4.3 System implementation

The sensor unit in our study was optimized for low power-consumption in order to allow a long-term monitoring of player actions. Since the proposed activity detection algorithms requires only little pre-processing of the raw data and several threshold comparisons in a decision tree, it is suitable for embedded implementation in the sensor unit. The presented classification methods were not yet optimized for computational efficiency and embedded implementation. However, modern mobile computing platforms (e.g., Qualcomm Zeroth, Contreras 2015) are optimized especially for the execution of Deep Learning algorithms like the presented DCNN classification. Currently, missing mobile implementation of the classification is remedied by storing the data for the detected events in the sensor unit and performing off-line classification of the actions on an external device.

In our study, all subjects were right-handed. Left-handed players would have to wear the sensor unit at their left wrist. In order to account for this different attachment, the signals from the sensor axis that is parallel to forearm (y-axis) would need to to be inverted. With this correction, we presume that the same detection and classification algorithms as for right-handed players could be used.

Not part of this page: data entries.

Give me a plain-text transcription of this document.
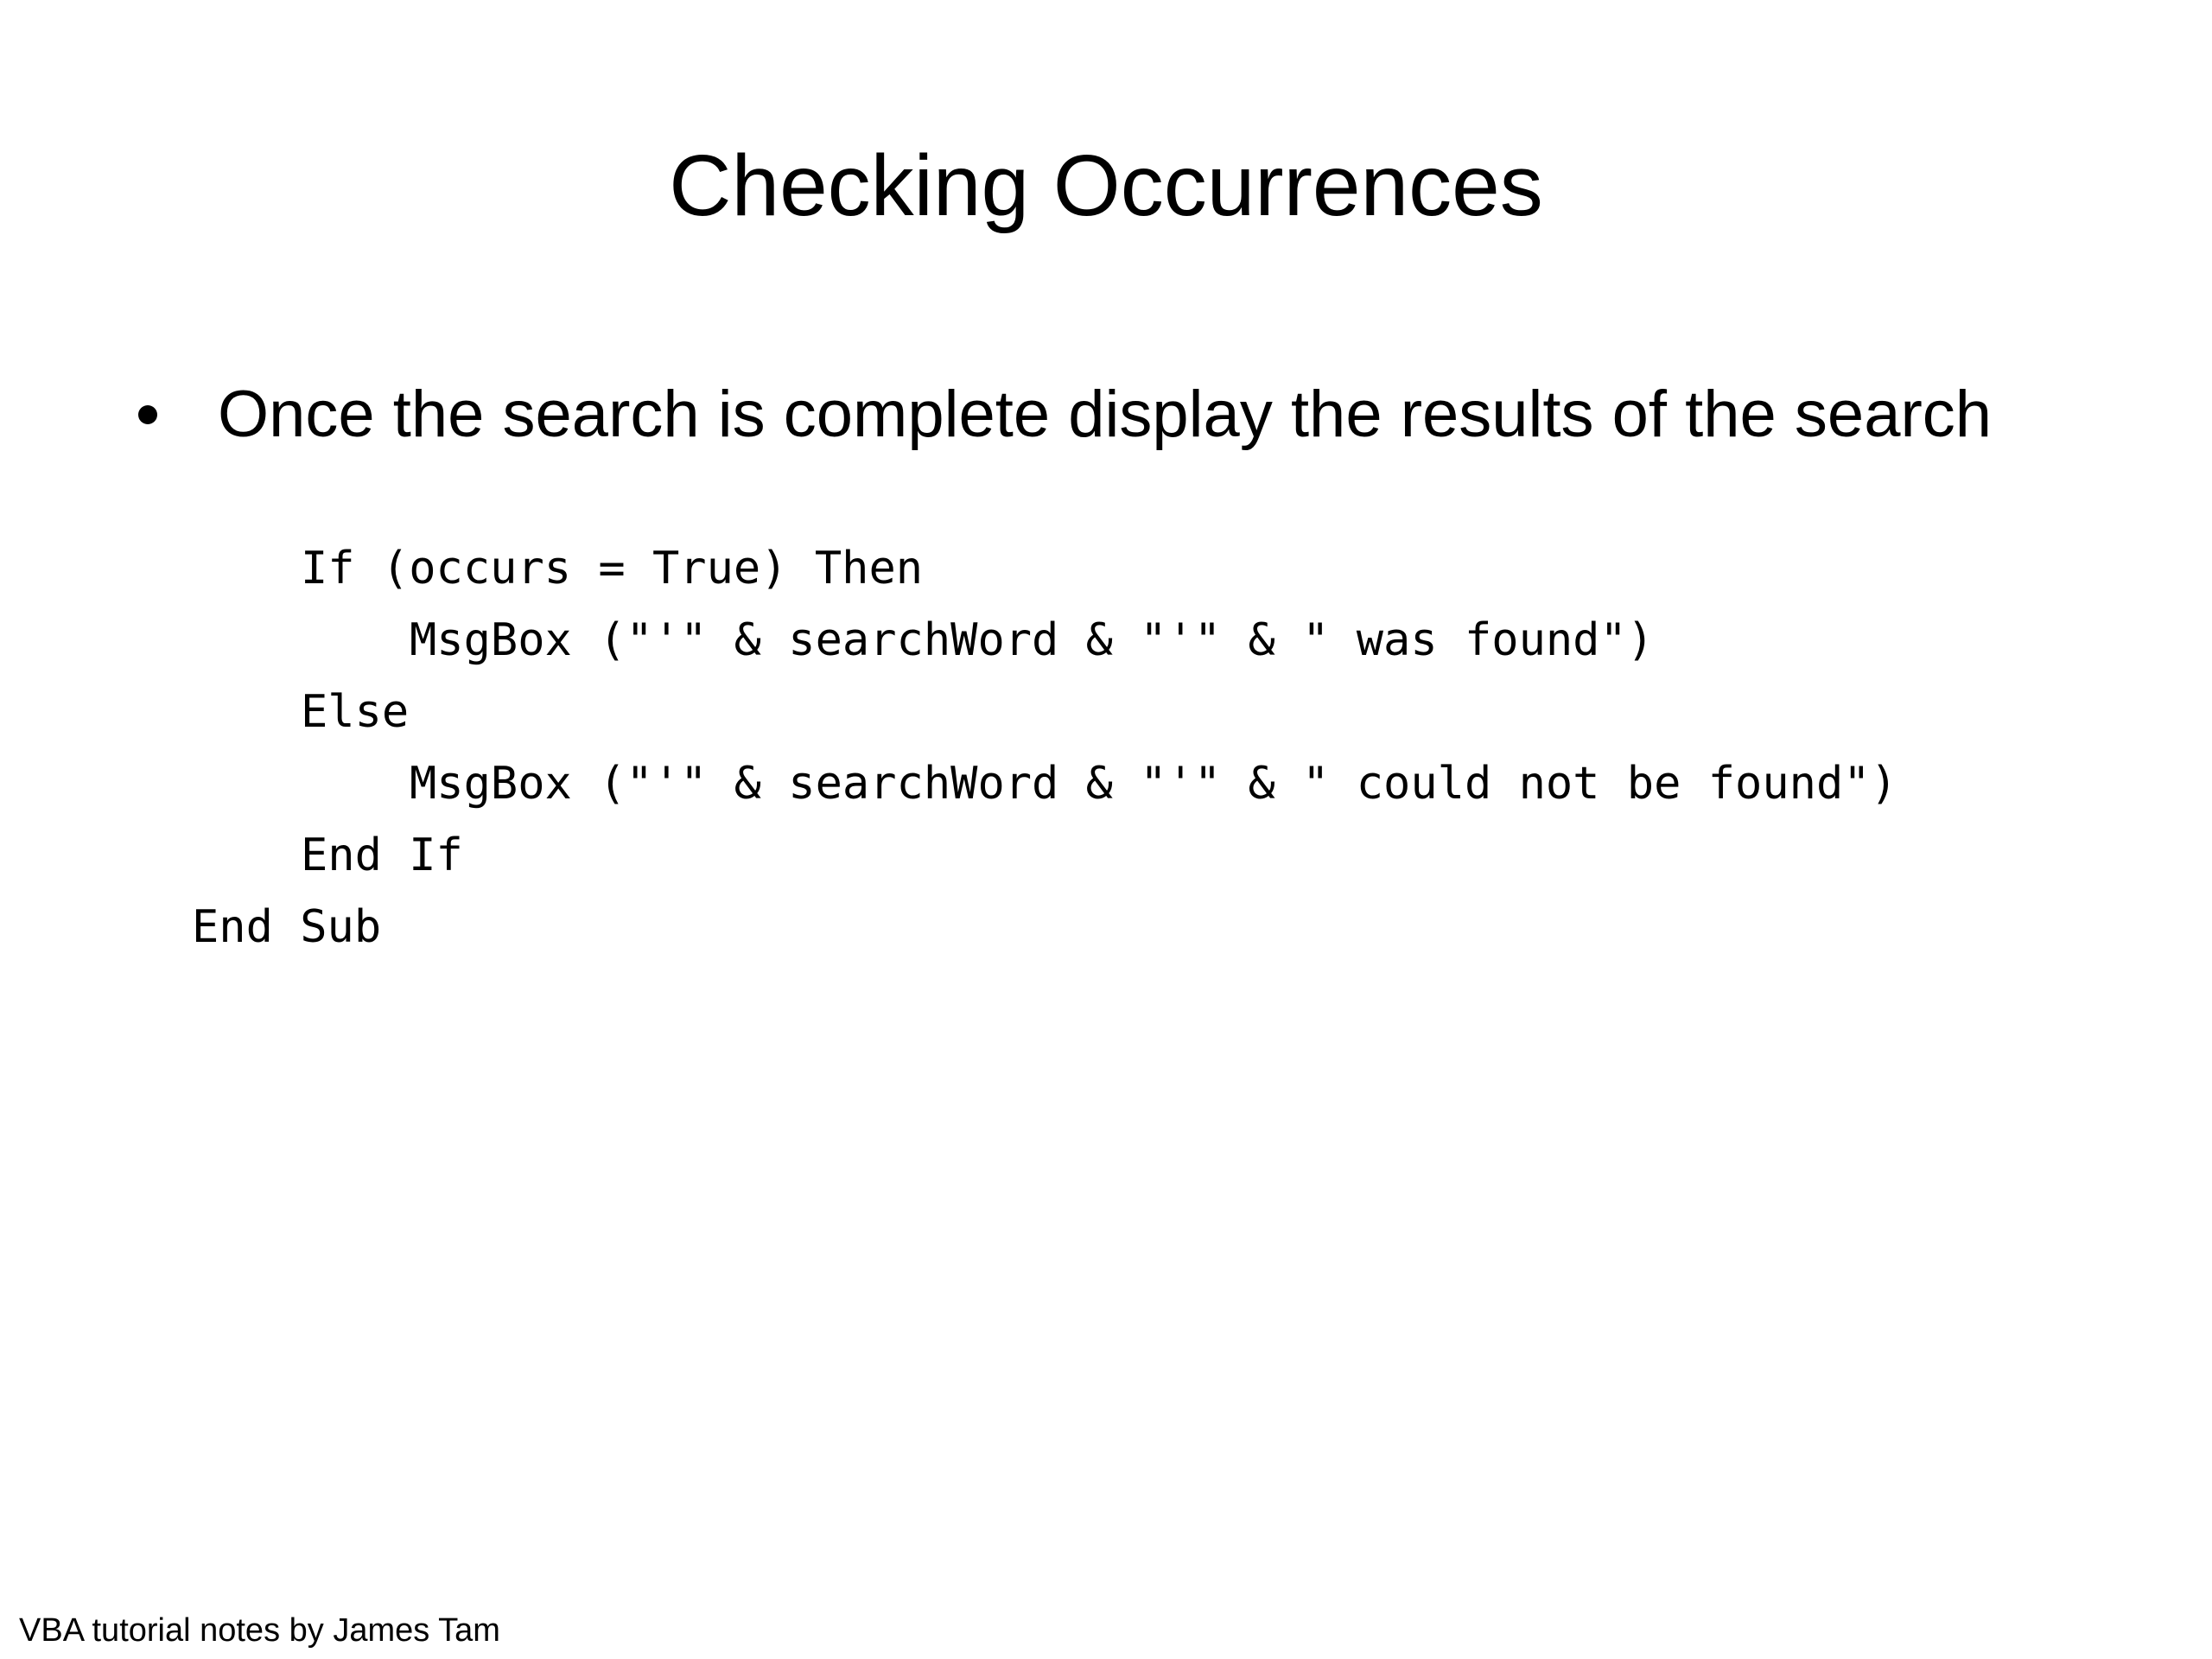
Checking Occurrences
Once the search is complete display the results of the search
If (occurs = True) Then
MsgBox ("'" & searchWord & "'" & " was found")
Else
MsgBox ("'" & searchWord & "'" & " could not be found")
End If
End Sub
VBA tutorial notes by James Tam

Although the proposed system was developed and evaluated in the context of beach volleyball, it might also be used for volleyball. Volleyball involves very similar movements as beach volleyball and also the injuries associated to both types of sport are comparable. However, the application of the proposed system was not tested in a volleyball scenario.

5 Summary and conclusion

In this paper, a novel monitoring system for beach volleyball was described. Using data from wrist-worn acceleration sensors, 10 different types of player actions that occur in beach volleyball were detected and classified. For the classification, we compared 5 different classification algorithms that were successfully used in similar studies to a Deep Learning approach. Adequate classification results could only be achieved with the proposed DCNN. It outperformed the second-best classifier by 16.0% in terms of sample accuracy and by 19.2% in terms of balanced accuracy while at the same time requiring less computation time for classification on the same hardware.

The proposed sensor-based monitoring system is the first one that allows a detailed and automatic monitoring of beach volleyball actions. Thereby, our system significantly facilitates and speeds up data acquisition and analysis for studies in sports science. It allows building up extensive data sets containing fine-grained information about the actions performed by professional and non-professional beach volleyball players. In addition to the potential for training optimization, the output provided by our system in combination with medical records can be used to asses the risk factors of overuse injuries related to beach volleyball.

Moreover, we provide the first systematic comparison of various widely-used classifiers based on generic features with a DCNN in the context of sensor-based movement classification. The good performance of the DCNN compared to previously reported methods indicates that the application of Deep Learning for sensor-based movement classification is a promising research field and has the potential for achieving higher levels of classification accuracy.

In future, we will explore possibilities for implementing the complete data processing pipeline including the classification in a wearable system to provide results in real-time and on the wearable device. Furthermore, options for replacing the heuristic action detection algorithm by a computationally efficient Deep Learning approach will be investigated.